Este plan «se plantea como una oportunidad para mejorar la calidad de vida de las personas mayores y será una herramienta de construcción de futuro. Fue elaborada con una amplia participación y consenso de las entidades y asociaciones del sector y desarrolla un nuevo modelo para la prevención de la dependencia basado en la atención centrada en la persona, en su autonomía y en sus preferencias e implica una nueva forma de entender el envejecimiento activo, con la persona como protagonista de su proceso de envejecimiento», destacan fuentes de Servicios Sociales.

La estrategia establece un marco de actuación hasta el año 2021 y cuenta con una financiación de más de 1.950 millones de euros para los cinco años; de los que más de 390 corresponden al presente ejercicio. Este proyecto desarrolla un centenar de acciones agrupadas en dos grandes áreas temáticas, que son la persona y el entorno a través de siete ejes estratégicos.

Así, con respecto al beneficiario, la estrategia engloba cuatro ejes estratégicos a través de los cuales se articularán cerca de 60 actuaciones.
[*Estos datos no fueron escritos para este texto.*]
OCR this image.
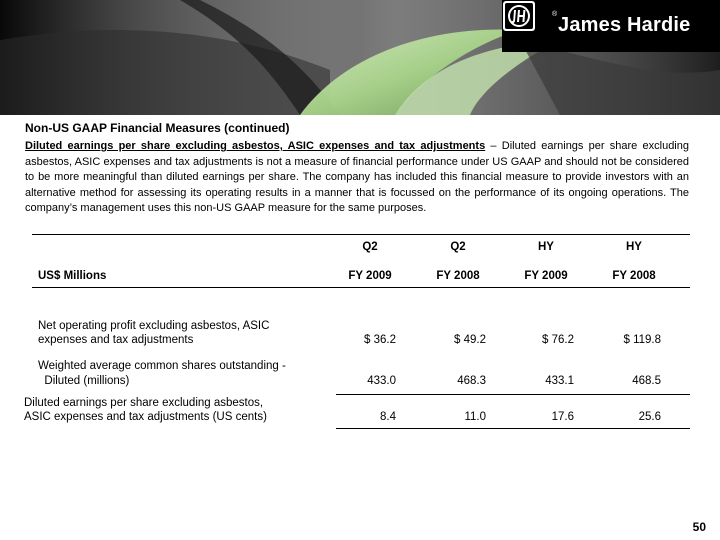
® James Hardie
Non-US GAAP Financial Measures (continued)
Diluted earnings per share excluding asbestos, ASIC expenses and tax adjustments – Diluted earnings per share excluding asbestos, ASIC expenses and tax adjustments is not a measure of financial performance under US GAAP and should not be considered to be more meaningful than diluted earnings per share. The company has included this financial measure to provide investors with an alternative method for assessing its operating results in a manner that is focussed on the performance of its ongoing operations. The company’s management uses this non-US GAAP measure for the same purposes.
Q2	Q2	HY	HY
US$ Millions	FY 2009	FY 2008	FY 2009	FY 2008
Net operating profit excluding asbestos, ASIC
expenses and tax adjustments	$ 36.2	$ 49.2	$ 76.2	$ 119.8
Weighted average common shares outstanding -
Diluted (millions)	433.0	468.3	433.1	468.5
Diluted earnings per share excluding asbestos,
ASIC expenses and tax adjustments (US cents)	8.4	11.0	17.6	25.6
50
El primero de estos ejes es el de la prevención, promoción de la autonomía y autodeterminación de las personas y persigue facilitar la capacidad de decisión de las personas que envejecen, que elijan su itinerario de vida a partir de su jubilación y que definan e identifiquen sus deseos y preferencias en el caso de que necesiten apoyos y cuidados. Incluye 15 acciones, como facilitar su transición de la vida laboral a la jubilación, acciones de orientación y consejo para dar continuidad a sus proyectos de vida, generalización de ‘no sujeciones’ en los centros o desarrollo de una red de buenas prácticas de atención a las personas con deterioro cognitivo en los centros para las personas mayores.

El segundo eje es la mejora de la calidad de vida con 17 acciones que buscan fomentar las capacidades de las personas. El tercero refuerza el papel de los mayores en la construcción y mantenimiento de una sociedad del bienestar y en la asunción de roles relevantes. Considera a los mayores como una fuente de experiencia vital, de conocimiento y de apoyo solidario y potencia su participación. Incluye 13 acciones como impulsar su papel como consultores en temas diversos, que se conviertan en motor de cohesión social, especialmente en el mundo rural.

El cuarto del área temática de la persona es el de la promoción del aprendizaje a lo largo de la vida, con 12 acciones como revisar y adaptar los programas de aprendizaje actuales para adaptarlos a los nuevos perfiles de los mayores, promover el acceso a todas las posibilidades de aprendizaje como universidades de mayores o acercarlos a las nuevas tecnologías.

En cuanto a la intervención en el entorno, la estrategia contempla medio centenar de actuaciones que se desarrollan a través de tres ejes estratégicos que coinciden con los entornos en los que conviven las personas: El social y familiar, el comunitario y los entornos accesibles y amigables.

Las 14 acciones que define este eje se orientan en dos direcciones: por un lado, las medidas que permitan a las personas mayores envejecer en casa con calidad y, por otro, las de apoyo a los familiares cuidadores como información y asesoramiento y en la preparación para el final de la vida, servicios de apoyo, respiro y acompañamiento del voluntariado, de mediación que apoye la reorganización y crisis familiares derivadas del cuidado.